Raising the bar on local democracy
AUTHOR: ANDREW TUBB, CHIEF EXECUTIVE OF CIRENCESTER TOWN COUNCIL
Having received over 500 positive and constructive responses to a public consultation on Cirencester Town Council’s budget proposal and always seeking to raise the bar even higher, I was interested to learn about innovative democracy at a conference in Manchester, part of International Week for Democratic Innovation.
It was good to see that Frome Town Council – a former winner of Council of the Year in NALC’s Star Council Awards – had shared on Day 1 about their democratic revolution which underpins an ethos of developing participative ways of engagement and decision making; I attended on Day 2.
For those who know me, I am usually of a positive disposition, change brings opportunity and new ideas enthuse me but on this occasion I became a little disheartened that as a sector we weren’t really mentioned or at the heart of this conference; some people I spoke to weren’t aware of the significance of NALC or of the role of parish and town councils in influencing, participating and directly delivering to meet the needs of local communities. Raising the profile of our sector must remain a task we all have a part to play in.
When the Government first announced the Innovation in Democracy Programme, I was excited because I saw this as a great opportunity. In Cirencester, we have been discussing how we can engage more regularly and effectively with the public to help us shape policy and decision making through a continuum of engagement.
For whatever reason we don’t always get engagement right, sometimes we are not effective in reaching out and giving the public an opportunity to shape policy and have a voice in decision making, so what I did find refreshing, was an openness around what works well and that which doesn’t.

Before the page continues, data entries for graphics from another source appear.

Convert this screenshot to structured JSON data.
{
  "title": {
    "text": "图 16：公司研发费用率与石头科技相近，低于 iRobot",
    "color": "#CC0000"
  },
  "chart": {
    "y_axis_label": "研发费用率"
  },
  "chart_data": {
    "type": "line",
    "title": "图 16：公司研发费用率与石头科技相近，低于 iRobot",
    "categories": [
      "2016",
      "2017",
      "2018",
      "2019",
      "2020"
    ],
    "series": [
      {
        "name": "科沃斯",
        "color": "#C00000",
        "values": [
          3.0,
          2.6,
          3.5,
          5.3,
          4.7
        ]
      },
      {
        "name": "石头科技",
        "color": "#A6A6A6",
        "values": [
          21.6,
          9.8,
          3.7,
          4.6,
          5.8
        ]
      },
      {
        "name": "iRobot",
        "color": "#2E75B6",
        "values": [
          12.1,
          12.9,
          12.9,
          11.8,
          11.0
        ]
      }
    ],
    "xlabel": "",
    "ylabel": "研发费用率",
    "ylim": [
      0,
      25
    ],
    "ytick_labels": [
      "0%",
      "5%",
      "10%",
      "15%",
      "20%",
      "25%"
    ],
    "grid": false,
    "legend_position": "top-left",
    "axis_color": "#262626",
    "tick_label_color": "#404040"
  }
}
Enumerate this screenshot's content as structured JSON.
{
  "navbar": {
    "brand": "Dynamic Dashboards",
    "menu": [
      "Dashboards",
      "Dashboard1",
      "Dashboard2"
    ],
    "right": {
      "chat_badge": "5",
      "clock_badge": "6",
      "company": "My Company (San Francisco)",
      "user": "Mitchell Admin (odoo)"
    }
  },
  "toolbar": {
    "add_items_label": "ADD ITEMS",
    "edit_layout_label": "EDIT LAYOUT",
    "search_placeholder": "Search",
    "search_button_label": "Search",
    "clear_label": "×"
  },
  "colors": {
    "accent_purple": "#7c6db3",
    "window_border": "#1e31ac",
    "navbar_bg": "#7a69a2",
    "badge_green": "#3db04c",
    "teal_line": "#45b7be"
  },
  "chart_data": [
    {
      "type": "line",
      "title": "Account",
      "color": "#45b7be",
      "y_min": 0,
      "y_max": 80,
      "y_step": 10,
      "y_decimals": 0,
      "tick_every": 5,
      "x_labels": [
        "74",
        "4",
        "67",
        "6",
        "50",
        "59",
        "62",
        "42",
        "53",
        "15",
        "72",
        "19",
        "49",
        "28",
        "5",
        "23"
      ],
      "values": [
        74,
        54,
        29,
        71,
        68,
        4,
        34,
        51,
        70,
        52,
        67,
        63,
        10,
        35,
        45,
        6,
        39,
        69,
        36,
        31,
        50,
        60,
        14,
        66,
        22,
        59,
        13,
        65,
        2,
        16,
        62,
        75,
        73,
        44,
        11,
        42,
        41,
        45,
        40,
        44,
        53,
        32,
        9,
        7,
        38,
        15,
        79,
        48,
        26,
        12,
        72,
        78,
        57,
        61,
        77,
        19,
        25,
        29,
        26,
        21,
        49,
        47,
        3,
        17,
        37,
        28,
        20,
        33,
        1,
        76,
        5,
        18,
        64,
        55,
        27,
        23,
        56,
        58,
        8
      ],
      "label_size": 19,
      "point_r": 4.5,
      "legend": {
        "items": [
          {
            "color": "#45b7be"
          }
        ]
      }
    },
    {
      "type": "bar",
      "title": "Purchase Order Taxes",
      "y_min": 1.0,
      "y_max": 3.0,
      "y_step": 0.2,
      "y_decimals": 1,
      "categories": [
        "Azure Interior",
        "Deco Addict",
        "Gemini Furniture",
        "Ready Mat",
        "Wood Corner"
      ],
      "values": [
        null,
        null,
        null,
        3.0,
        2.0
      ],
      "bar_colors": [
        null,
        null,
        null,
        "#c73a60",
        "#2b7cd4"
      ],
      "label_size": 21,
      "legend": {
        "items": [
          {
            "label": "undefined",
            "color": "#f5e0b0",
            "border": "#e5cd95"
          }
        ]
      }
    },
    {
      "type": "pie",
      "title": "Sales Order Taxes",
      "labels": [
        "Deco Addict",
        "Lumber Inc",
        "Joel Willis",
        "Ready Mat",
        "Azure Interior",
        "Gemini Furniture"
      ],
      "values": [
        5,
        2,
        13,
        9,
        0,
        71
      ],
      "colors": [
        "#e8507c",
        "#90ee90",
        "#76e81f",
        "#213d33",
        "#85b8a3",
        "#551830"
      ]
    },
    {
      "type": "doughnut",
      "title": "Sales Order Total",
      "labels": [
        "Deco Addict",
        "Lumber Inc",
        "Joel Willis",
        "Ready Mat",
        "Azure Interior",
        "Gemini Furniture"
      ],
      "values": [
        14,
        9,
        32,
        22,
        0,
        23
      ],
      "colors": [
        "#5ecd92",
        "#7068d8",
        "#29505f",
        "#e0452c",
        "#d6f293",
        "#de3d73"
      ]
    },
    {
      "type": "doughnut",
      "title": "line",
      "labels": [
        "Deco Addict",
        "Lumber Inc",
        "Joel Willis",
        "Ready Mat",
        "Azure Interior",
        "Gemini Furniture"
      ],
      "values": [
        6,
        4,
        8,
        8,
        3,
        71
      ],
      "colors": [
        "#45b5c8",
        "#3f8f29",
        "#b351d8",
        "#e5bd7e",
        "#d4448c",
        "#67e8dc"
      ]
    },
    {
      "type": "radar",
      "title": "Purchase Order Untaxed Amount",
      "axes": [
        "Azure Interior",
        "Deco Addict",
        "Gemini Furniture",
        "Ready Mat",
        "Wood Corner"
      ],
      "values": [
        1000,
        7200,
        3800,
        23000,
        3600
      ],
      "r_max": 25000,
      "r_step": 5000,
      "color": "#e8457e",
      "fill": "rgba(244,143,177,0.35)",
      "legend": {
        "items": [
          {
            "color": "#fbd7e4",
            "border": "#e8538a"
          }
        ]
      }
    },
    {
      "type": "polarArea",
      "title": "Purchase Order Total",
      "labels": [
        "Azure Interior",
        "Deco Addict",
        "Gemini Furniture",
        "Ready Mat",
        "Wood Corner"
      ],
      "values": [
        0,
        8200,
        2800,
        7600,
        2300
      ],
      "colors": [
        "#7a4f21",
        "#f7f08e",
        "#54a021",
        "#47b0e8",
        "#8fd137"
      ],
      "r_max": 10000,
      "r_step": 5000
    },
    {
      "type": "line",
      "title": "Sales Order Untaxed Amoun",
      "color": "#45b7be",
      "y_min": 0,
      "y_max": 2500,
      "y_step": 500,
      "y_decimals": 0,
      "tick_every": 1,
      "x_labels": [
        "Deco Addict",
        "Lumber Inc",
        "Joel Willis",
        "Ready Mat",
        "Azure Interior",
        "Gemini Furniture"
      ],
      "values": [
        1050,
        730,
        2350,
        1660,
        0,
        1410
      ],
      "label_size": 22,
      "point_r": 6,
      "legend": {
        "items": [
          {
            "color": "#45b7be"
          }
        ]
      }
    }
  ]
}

Whilst the parish and town sector didn’t take centre stage, I was particularly inspired and influenced by the key note speakers and those I met in workshops.
Georgia Gould, Leader of Camden Borough Council made me think about co-opting residents on to groups and committees in a non-voting capacity “citizen participation is a journey, a learning process”.
I was also particularly struck by the Our Place project in Waltham Forest and the level of engagement with young people; this made me think of sharing about the work of NALC and parish and town councils in citizenship classes within secondary schools and colleges.
Speakers spoke of a deliberative wave and being ambitious about citizen participation; a random thought got me thinking about what on earth to do with the Annual Meeting of the Parish! Let’s not ditch it, let’s use it. Re-brand it as a Citizens Assembly and an opportunity to start a meaningful conversation. Let’s innovate. Building on NALC’s ultra-localism prospectus, working together at a local level to help communities help themselves. Engagement which shapes policy and decision making.
This was one conference I came away from, knowing I had to do something proactive at a local level; to play my part in raising the bar and delivering meaningful democracy.